In such the conventional construction, a pin extends from the upper surface of the pump casing and is retained in the horizontal lower surface of the center section. As a result, the pump casing is not rotatable around the input shaft and the discharge port of the charge pump is maintained in proper communication with an operating oil supply port of the center section. Furthermore, the charge pump can move axially of the input shaft during the relief operation. When the charge pump is driven by the input shaft, a radial force or bending stress, generated at the pump casing is placed on the pin which acts as a shearing force on the pin, causing concern that the pin may be severed. Hence, a tough and highly rigid material should be used for manufacture of the pin. Therefore, the number of parts required in this arrangement is greater, leaving room for improvement in this known design.
The above-described spring for creating charge relief pressure uses a disc-like spring of corrugated annular plate-type. Such a spring is relatively larger in spring constant, creating a problem when variations exist during assembly in that the relief setting pressure may differ from one device to the next.

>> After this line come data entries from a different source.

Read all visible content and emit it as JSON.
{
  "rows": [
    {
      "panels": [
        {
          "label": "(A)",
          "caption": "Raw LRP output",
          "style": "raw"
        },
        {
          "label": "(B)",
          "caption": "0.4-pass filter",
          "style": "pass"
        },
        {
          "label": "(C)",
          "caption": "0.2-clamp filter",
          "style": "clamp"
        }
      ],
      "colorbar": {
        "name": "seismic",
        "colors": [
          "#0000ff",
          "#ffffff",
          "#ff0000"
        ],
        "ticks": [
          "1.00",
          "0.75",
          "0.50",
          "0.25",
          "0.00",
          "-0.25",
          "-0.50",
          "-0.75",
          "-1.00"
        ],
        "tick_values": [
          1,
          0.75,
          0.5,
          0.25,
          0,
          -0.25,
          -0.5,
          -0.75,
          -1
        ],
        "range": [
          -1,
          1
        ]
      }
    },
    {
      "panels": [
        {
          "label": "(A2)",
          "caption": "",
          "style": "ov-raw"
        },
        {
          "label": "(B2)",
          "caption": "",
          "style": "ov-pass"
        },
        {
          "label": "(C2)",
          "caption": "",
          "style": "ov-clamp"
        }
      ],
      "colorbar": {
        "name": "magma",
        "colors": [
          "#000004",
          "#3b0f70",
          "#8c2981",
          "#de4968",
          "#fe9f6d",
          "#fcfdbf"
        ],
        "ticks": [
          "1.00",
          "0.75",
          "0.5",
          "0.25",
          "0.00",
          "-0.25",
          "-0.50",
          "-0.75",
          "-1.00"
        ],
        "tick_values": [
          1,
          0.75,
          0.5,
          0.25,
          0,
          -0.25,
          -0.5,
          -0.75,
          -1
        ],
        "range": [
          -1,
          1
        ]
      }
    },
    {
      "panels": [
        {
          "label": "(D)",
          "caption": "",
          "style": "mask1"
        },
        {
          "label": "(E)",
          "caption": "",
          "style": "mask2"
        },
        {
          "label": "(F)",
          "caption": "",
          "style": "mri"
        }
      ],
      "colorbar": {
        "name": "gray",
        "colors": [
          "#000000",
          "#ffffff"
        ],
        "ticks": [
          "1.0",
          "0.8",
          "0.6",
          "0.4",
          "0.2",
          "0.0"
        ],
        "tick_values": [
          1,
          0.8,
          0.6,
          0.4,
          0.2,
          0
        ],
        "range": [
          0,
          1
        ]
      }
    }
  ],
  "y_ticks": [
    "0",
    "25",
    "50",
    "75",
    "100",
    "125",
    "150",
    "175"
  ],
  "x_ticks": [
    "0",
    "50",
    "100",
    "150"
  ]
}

Further, the horizontal lower surface of the center section, with which the charge pump comes into close contact, needs to be machined with high accuracy in order to reduce the rotational and sliding resistance of the charge pump. This raises the processing cost. Moreover, discharge oil from the charge pump, when the accuracy of the machining processing is poor, leaks from the sliding surface of the charge pump resulting in a reduction in the efficiency of the device.